Beijing-based newspaper Global Times had quoted a Chinese analyst as saying that the Dalai Lama's visit to the area, which China calls southern Tibet, was done under pressure from India.
Tharoor told the India Economic Summit: “The Dalai Lama is free to travel anywhere in India... I have not heard the suggestion comes from us as we do not deal with the spiritual travels of spiritual leaders. He has to visit his flock as he sees fit.”
He added that he was “sure that the initiative (to visit Tawang) would have come from him”.
China has protested against the visit of the Dalai Lama to Tawang monastery in Arunachal Pradesh. But Indian Prime Minister Manmohan Singh called him an “honoured guest” who is free to visit any part of India.

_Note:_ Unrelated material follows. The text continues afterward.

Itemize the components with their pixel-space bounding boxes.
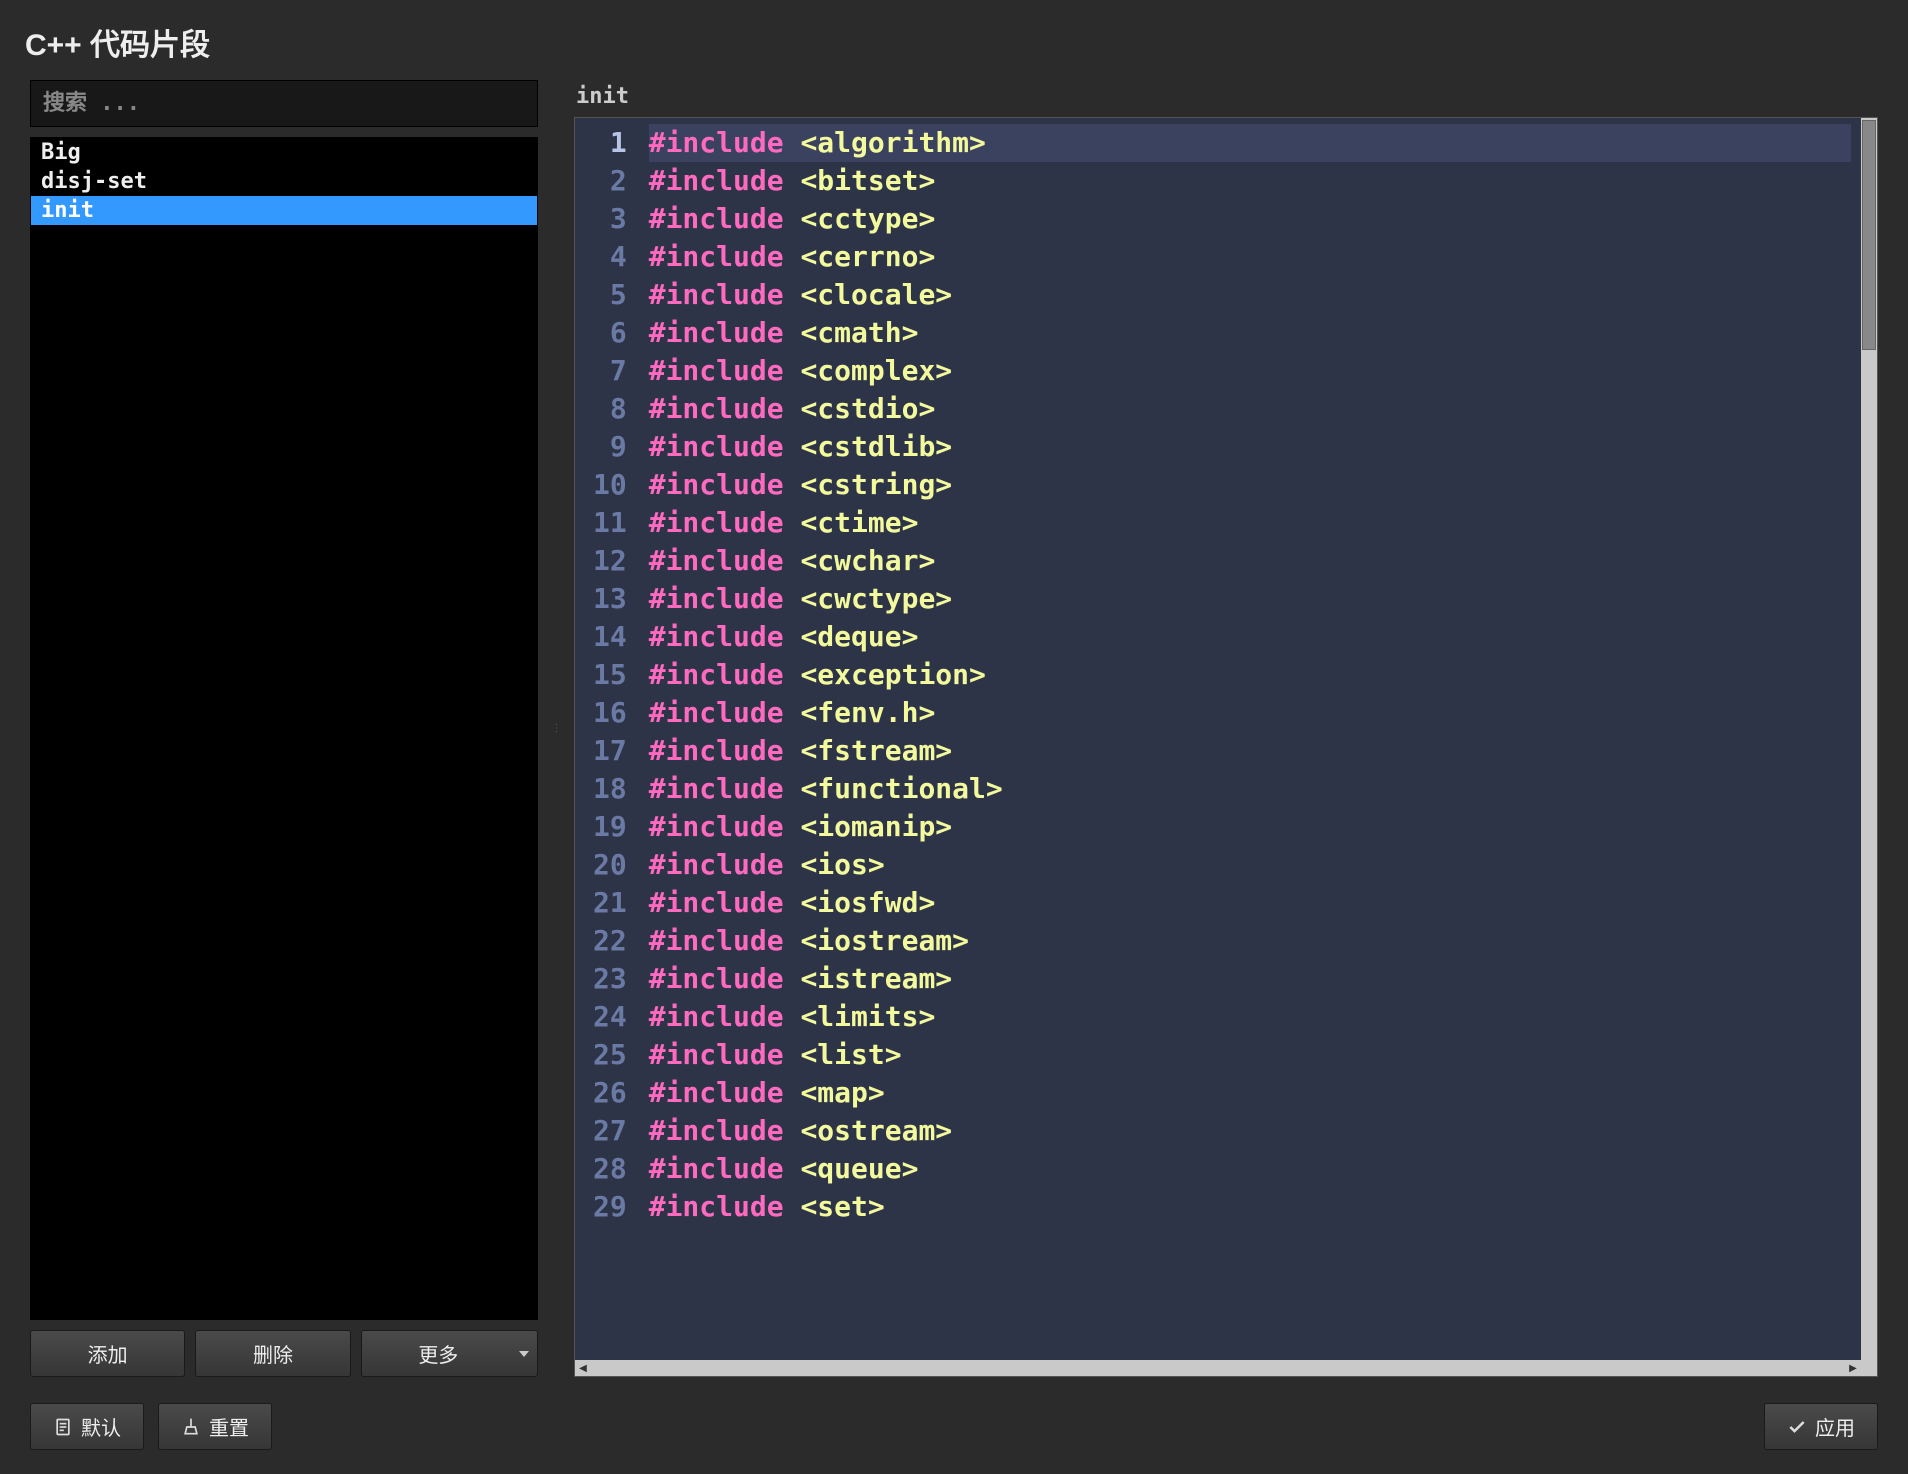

The minister said India had been “very generous” by giving over “58,000 business visas” to the Chinese.
“As far as our basic policy is concerned, we would certainly be hesitant to offer employment to a foreigner for a job which could be done by an Indian in India,” said Tharoor.
India is currently revising its employment and business visa guidelines. It has asked all foreigners working in India on business visa to return to their country by Oct 31.